I feel obligated to share my thoughts after I’ve seen many guidelines about developing multiple choice questions to assess higher order thinking. Multiple-choice tests are best used to assess learners’ ability to recall information. Anything more than recall is a stretch for multiple-choice tests. I will explain how I’ve come to this conclusion.
Let’s define higher-order thinking skills as the cognitive skills which require greater cognitive resources to complete the learning assessment activity. In Bloom’s taxonomy, higher order thinking activities refer to analysis, synthesis, creation and evaluation. With this definition in mind, let us see why multiple-choice tests are inadequate for assessing analysis, synthesis, creation, and evaluation.
A good assessment must have the following four attributes. First, the assessment should be relevant to the course because it aligns with one or more course objectives. Second, the expectations for the students should be clear and reasonable. Third, the assessment should provide the students the opportunity to demonstrate their learning. Fourth, the assessment should allow the instructor to provide constructive feedback. Multiple choice assessments for higher-order thinking fail to have all these attributes.

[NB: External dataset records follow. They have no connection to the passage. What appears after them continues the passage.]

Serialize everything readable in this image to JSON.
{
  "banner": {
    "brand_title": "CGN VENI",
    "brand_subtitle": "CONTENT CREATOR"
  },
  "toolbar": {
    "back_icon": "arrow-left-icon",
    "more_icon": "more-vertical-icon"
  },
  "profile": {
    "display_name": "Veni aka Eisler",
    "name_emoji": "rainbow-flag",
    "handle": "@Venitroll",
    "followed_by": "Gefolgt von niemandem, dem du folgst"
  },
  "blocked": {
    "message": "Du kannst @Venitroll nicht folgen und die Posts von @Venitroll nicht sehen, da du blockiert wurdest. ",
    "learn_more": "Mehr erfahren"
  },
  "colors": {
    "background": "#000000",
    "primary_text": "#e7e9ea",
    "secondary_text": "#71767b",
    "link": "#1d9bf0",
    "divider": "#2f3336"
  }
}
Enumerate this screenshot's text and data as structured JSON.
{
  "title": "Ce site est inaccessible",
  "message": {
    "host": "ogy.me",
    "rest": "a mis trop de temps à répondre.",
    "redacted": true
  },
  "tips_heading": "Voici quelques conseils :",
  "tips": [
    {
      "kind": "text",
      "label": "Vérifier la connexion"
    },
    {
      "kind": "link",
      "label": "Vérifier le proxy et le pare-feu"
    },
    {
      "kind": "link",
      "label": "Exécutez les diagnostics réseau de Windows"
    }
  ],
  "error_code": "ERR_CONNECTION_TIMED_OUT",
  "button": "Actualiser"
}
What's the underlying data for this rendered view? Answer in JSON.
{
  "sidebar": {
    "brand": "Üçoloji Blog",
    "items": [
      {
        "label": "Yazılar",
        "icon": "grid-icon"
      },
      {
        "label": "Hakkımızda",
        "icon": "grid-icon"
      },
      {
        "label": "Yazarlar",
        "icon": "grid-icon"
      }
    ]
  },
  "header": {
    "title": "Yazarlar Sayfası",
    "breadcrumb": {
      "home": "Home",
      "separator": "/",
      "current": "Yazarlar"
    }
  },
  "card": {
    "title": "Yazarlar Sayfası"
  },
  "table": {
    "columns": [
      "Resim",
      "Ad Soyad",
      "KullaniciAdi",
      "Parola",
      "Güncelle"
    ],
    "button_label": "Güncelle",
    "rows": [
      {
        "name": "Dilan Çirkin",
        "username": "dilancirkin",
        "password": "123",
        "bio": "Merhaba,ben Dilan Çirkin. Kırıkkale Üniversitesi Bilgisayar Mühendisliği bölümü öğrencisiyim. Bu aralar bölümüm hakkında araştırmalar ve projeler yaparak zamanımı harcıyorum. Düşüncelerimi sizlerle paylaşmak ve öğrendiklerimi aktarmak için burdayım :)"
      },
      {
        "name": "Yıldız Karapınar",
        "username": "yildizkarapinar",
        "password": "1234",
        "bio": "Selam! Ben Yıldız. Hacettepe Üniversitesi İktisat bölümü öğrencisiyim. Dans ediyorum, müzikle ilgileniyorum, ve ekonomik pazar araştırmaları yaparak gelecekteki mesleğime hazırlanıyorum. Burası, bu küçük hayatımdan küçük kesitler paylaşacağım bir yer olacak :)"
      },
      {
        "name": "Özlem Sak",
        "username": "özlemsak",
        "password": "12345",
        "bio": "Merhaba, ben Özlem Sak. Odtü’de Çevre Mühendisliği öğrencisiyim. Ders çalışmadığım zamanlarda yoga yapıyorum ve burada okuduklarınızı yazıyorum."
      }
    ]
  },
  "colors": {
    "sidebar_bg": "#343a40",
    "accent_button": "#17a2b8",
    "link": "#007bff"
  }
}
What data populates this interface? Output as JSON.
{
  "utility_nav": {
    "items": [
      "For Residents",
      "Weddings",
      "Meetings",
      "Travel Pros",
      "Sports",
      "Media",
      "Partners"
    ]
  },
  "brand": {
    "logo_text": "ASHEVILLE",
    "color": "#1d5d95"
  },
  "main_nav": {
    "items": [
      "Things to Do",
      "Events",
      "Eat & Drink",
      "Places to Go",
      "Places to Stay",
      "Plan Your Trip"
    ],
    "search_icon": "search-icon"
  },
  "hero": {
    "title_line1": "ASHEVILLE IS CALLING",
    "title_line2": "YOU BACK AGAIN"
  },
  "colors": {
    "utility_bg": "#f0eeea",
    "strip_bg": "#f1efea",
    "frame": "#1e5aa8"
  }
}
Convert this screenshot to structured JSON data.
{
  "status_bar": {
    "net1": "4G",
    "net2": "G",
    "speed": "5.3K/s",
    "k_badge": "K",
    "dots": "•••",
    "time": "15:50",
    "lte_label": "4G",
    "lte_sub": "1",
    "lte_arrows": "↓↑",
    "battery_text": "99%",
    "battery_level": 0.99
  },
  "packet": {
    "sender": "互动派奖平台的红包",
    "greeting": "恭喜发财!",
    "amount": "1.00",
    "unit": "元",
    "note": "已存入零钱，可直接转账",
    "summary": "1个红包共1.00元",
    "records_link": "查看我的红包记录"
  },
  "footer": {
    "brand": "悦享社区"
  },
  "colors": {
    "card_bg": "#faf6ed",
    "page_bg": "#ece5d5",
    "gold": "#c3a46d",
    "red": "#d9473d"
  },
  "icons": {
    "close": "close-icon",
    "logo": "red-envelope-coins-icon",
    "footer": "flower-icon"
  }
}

- Multiple choice questions are designed to have one correct answer. Higher-order thinking skills, however, involve authentic, ill-structured problems which may have no solution or multiple solutions, depending on the context. Assessments promoting higher-order thinking skills should focus on ill-structured problems (Weiss, 2003) so students can demonstrate their higher order thinking process. A multiple-choice question is not open to additional solutions besides those provided among the existing answer choices, so a student cannot demonstrate an alternative yet equally plausible answer.
- Multiple choice tests do not allow students to demonstrate their higher order thinking process. Higher order thinking skills require a higher amount of cognitive resources and complex thinking. Therefore, the student needs to demonstrate their thought processes through observable performance or comprehensive written submission. The student can explain the rationale for the chosen solution. With multiple choice questions, a student may select the correct answer with a lucky guess, and this obviously does not demonstrate the advanced cognitive process.
- Presumably, a correct multiple choice response as the solution to a problem should indicate that the student had gone through the desired thought processes to come to that conclusion. However, we cannot know that for certain. Additionally, incorrect answers on multiple choice tests fail to provide enough information to identify where the students’ thought process failed. Thus, the instructor cannot provide constructive feedback to correct student misconceptions. The closest an instructor could come is to have a multiple-choice question with incorrect choices addressing each anticipated incorrect thought process. A wrong answer would signal where the misconception occurred. Even with such a well-designed multiple-choice test, the instructor is still making guesses about the students’ thought processes, and may not have accounted for all possible variations.
Considering the limitations of multiple-choice tests for assessing higher-order thinking, why are multiple-choice tests so popular? I have several hypotheses. First, multiple-choice tests are convenient for instructors because they are automatically graded in the learning management systems and online tests may have automatically randomized questions. The multiple-choice tests save significant time for grading. Second, multiple-choice tests look more “objective” since they do not involve unique responses from each student which instructors assess with a rubric. However, it is not objective since the instructor or textbook publishing company develops those questions and answer options based on their subjective judgment. Third, multiple-choice tests make an assessment in large classrooms more manageable. True, but why are we sacrificing quality learning for the sake of quantity of enrollment? Perhaps we should instead ask ourselves, “what is the proper class size for this subject matter?” Last, some instructors use multiple-choice exams to mimic licensing exams for graduate degree programs in health sciences or law degrees. However, courses have very different goals than licensing exams. In the classroom, instructors have a responsibility to provide feedback to every individual student in our class so each exam is a formative learning opportunity. Testing centers are not obligated to provide constructive feedback; they merely determine whether the individuals meet the minimum criteria set by profession.
In summary, I encourage the instructors to use the right tool for the right purpose. Multiple-choice exams are great assessing recall activities. If you want to measure higher-order thinking, please consider assessments which allow students to make their thought processes clear in addition to selecting the desired answers. Better choices for higher-order thinking can include methods such as essays, Socratic questioning, case discussions, project-based work, and simulations.
Weiss, R. E. (2003). Designing problems to promote higher-order thinking. New directions for teaching and learning, 2003(95), 25-31.